Omuzda rotator manşet yırtıklarının oluş mekanizması tam olarak ortaya konulmamasına rağmen genel kabul gören teoriler; akut travma sonrası veya kronik tekrarlayıcı travma zemininde yırtık oluşması şeklindedir. Rotator manşet yırtığı her ne kadar yaşla beraber artsa da gençlerde ve sporcularda da görülebilir, yırtık şekli de kısmi yırtıktan tam kat yırtığa kadar değişik¬lik gösterebilir

Rotator Cuff Yırtığı Nasıl Anlaşılır?

Öncelikle omuzdan kola yayılan ağrı meydana gelir. Kolun başın üzerine kaldırıldığı hareketlerde ağrı görülebilir. Etkilenen taraf üzerine yatıldığında, ağrı şiddetlenebilir. Kolda güçsüzlük görülür, saç taranması ve sırt kaşınması gibi aktiviteleri yapmada zorluk çekilebilir. Rotator manşet yırtığı zaman içinde büyüyebilir. Bu durum tekrarlayan hareketlere ve yeni bir zedelenmeye bağlı olabilir. Rotator manşet yırtığı olan bir hastada şiddetlenen ağrı ve kuvvet kaybı mevcut yırtıkta büyüme ve genişleme olduğunu düşündürmelidir.

Rotator Cuff Yırtığı Tanısı Nasıl Konur?

Hastalığın tanısı hastadan ayrıntılı bir hikayenin alınması ve özenle uygulanan fizik muayene ile çoğu zaman konur.Takiben yardımcı görüntüleme yöntemlerine başvurulur. Kemik yapıların değerlendirilmesi için öncelikle düz grafilerden faydalanılır. Rotator manşet yırtığından şüphelenildiği durumlarda MRI (manyetik rezonans görüntüleme) tetkiki istenir. MR fobisi nedeniyle MR çekilemeyen hastaların tanısı USG ile koyulabilmektedir.Omuz ağrısı bazı durumlarda boyun bölgesindeki boyun omurlarındaki problemlere de bağlı olabilir. Bu sebebi dışlamak için boyun bölgesi de muayene edilip gerekirse ileri görüntüleme tetkikleri uygulanabilir.

Rotator Cuff Yırtığı Tedavisi Nasıl Yapılır?

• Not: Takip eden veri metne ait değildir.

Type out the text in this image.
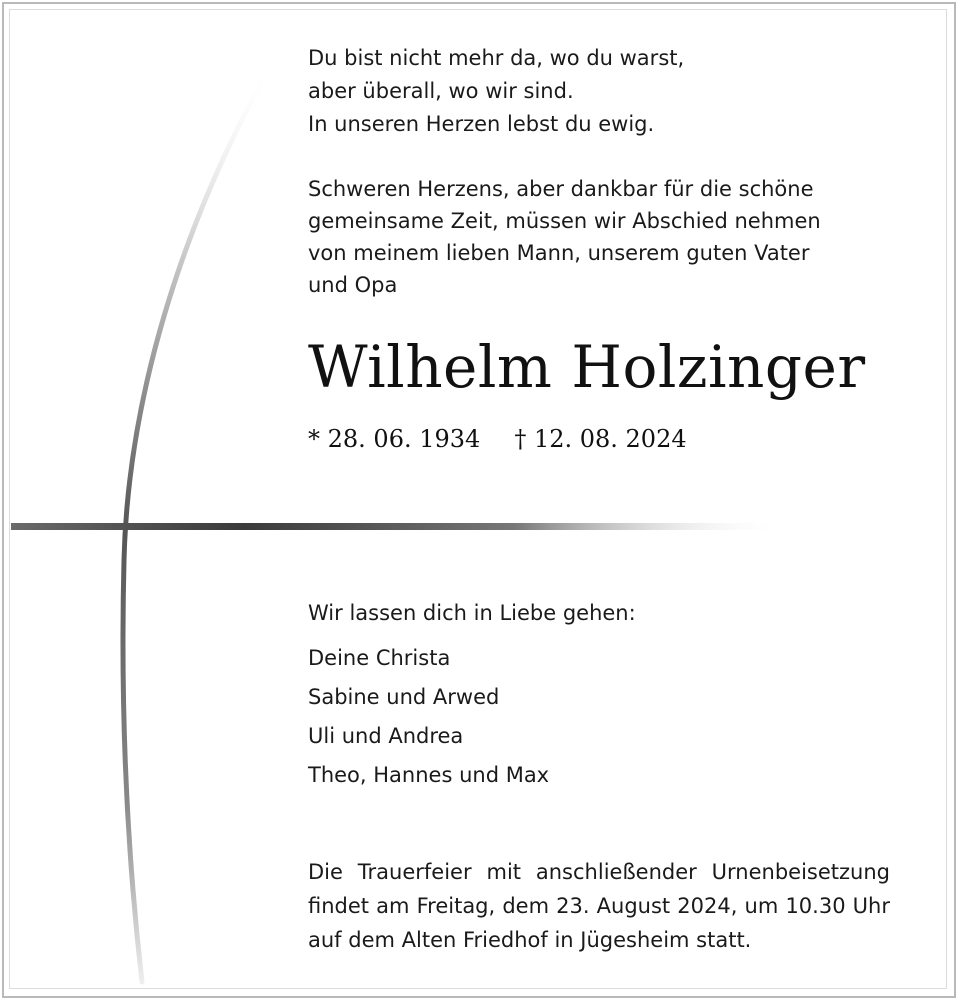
Du bist nicht mehr da, wo du warst,
aber überall, wo wir sind.
In unseren Herzen lebst du ewig.
Schweren Herzens, aber dankbar für die schöne
gemeinsame Zeit, müssen wir Abschied nehmen
von meinem lieben Mann, unserem guten Vater
und Opa
Wilhelm Holzinger
* 28. 06. 1934 † 12. 08. 2024
Wir lassen dich in Liebe gehen:
Deine Christa
Sabine und Arwed
Uli und Andrea
Theo, Hannes und Max
Die Trauerfeier mit anschließender Urnenbeisetzung
findet am Freitag, dem 23. August 2024, um 10.30 Uhr
auf dem Alten Friedhof in Jügesheim statt.
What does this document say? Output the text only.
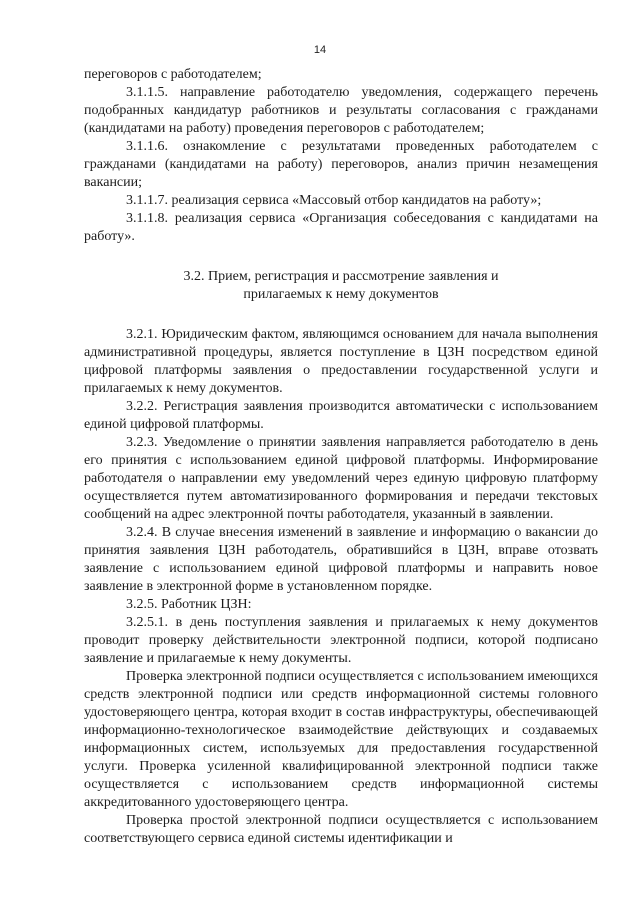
14

переговоров с работодателем;

3.1.1.5. направление работодателю уведомления, содержащего перечень подобранных кандидатур работников и результаты согласования с гражданами (кандидатами на работу) проведения переговоров с работодателем;

3.1.1.6. ознакомление с результатами проведенных работодателем с гражданами (кандидатами на работу) переговоров, анализ причин незамещения вакансии;

3.1.1.7. реализация сервиса «Массовый отбор кандидатов на работу»;

3.1.1.8. реализация сервиса «Организация собеседования с кандидатами на работу».

3.2. Прием, регистрация и рассмотрение заявления и
прилагаемых к нему документов

3.2.1. Юридическим фактом, являющимся основанием для начала выполнения административной процедуры, является поступление в ЦЗН посредством единой цифровой платформы заявления о предоставлении государственной услуги и прилагаемых к нему документов.

3.2.2. Регистрация заявления производится автоматически с использованием единой цифровой платформы.

3.2.3. Уведомление о принятии заявления направляется работодателю в день его принятия с использованием единой цифровой платформы. Информирование работодателя о направлении ему уведомлений через единую цифровую платформу осуществляется путем автоматизированного формирования и передачи текстовых сообщений на адрес электронной почты работодателя, указанный в заявлении.

3.2.4. В случае внесения изменений в заявление и информацию о вакансии до принятия заявления ЦЗН работодатель, обратившийся в ЦЗН, вправе отозвать заявление с использованием единой цифровой платформы и направить новое заявление в электронной форме в установленном порядке.

3.2.5. Работник ЦЗН:

3.2.5.1. в день поступления заявления и прилагаемых к нему документов проводит проверку действительности электронной подписи, которой подписано заявление и прилагаемые к нему документы.

Проверка электронной подписи осуществляется с использованием имеющихся средств электронной подписи или средств информационной системы головного удостоверяющего центра, которая входит в состав инфраструктуры, обеспечивающей информационно-технологическое взаимодействие действующих и создаваемых информационных систем, используемых для предоставления государственной услуги. Проверка усиленной квалифицированной электронной подписи также осуществляется с использованием средств информационной системы аккредитованного удостоверяющего центра.

Проверка простой электронной подписи осуществляется с использованием соответствующего сервиса единой системы идентификации и
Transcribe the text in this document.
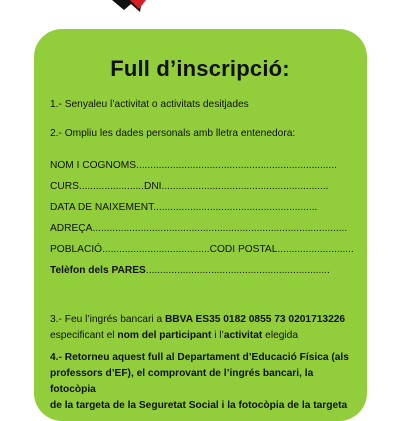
Full d’inscripció:
1.- Senyaleu l’activitat o activitats desitjades
2.- Ompliu les dades personals amb lletra entenedora:
NOM I COGNOMS.......................................................................
CURS.......................DNI...........................................................
DATA DE NAIXEMENT..........................................................
ADREÇA..........................................................................................
POBLACIÓ......................................CODI POSTAL...........................
Telèfon dels PARES.................................................................
3.- Feu l’ingrés bancari a BBVA ES35 0182 0855 73 0201713226
especificant el nom del participant i l’activitat elegida
4.- Retorneu aquest full al Departament d’Educació Física (als
professors d’EF), el comprovant de l’ingrés bancari, la fotocòpia
de la targeta de la Seguretat Social i la fotocòpia de la targeta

Her hastalıkta olduğu gibi omuz rotator cuff yırtıklarında da erken tanı ve tedavi çok önemlidir. Omuz ağrısına rajmen zorlayıcı işler ve sporlar yapılmaya devam edilirse yırtıklar büyüyebilir, tedavisi gittikçe zorlaşabilir. Tedavinin amacı, ağrının dindirilmesi ve fonksiyonların yeniden kazandırılmasının sağlanmasıdır. Hastanın yaşına, aktivite düzeyine, genel sağlık durumuna ve yırtığın durumuna göre hangi tedavinin yapılacağına karar vermek gerekir. Çoğu hastada İstirahat, aktivite kısıtlaması, ilaç tedavisi, eklem içi enjeksiyon uygulamaları, güçlendirme egzersizleri ve fizik tedavi ile hareket açıklığı geri kazanılabilir ve omuz çevresi kaslar güçlendirilebilir.

Konservatif tedavilere rağmen hastanın şikayetlerinin devam etmesi durumunda hastaya cerrahi tedavi önerilir. Günümüzde omuz rotator cuff yırtıklarının tamamına yakını artroskopik ( kapalı ameliyat) olarak tedavi edilebilmektedir.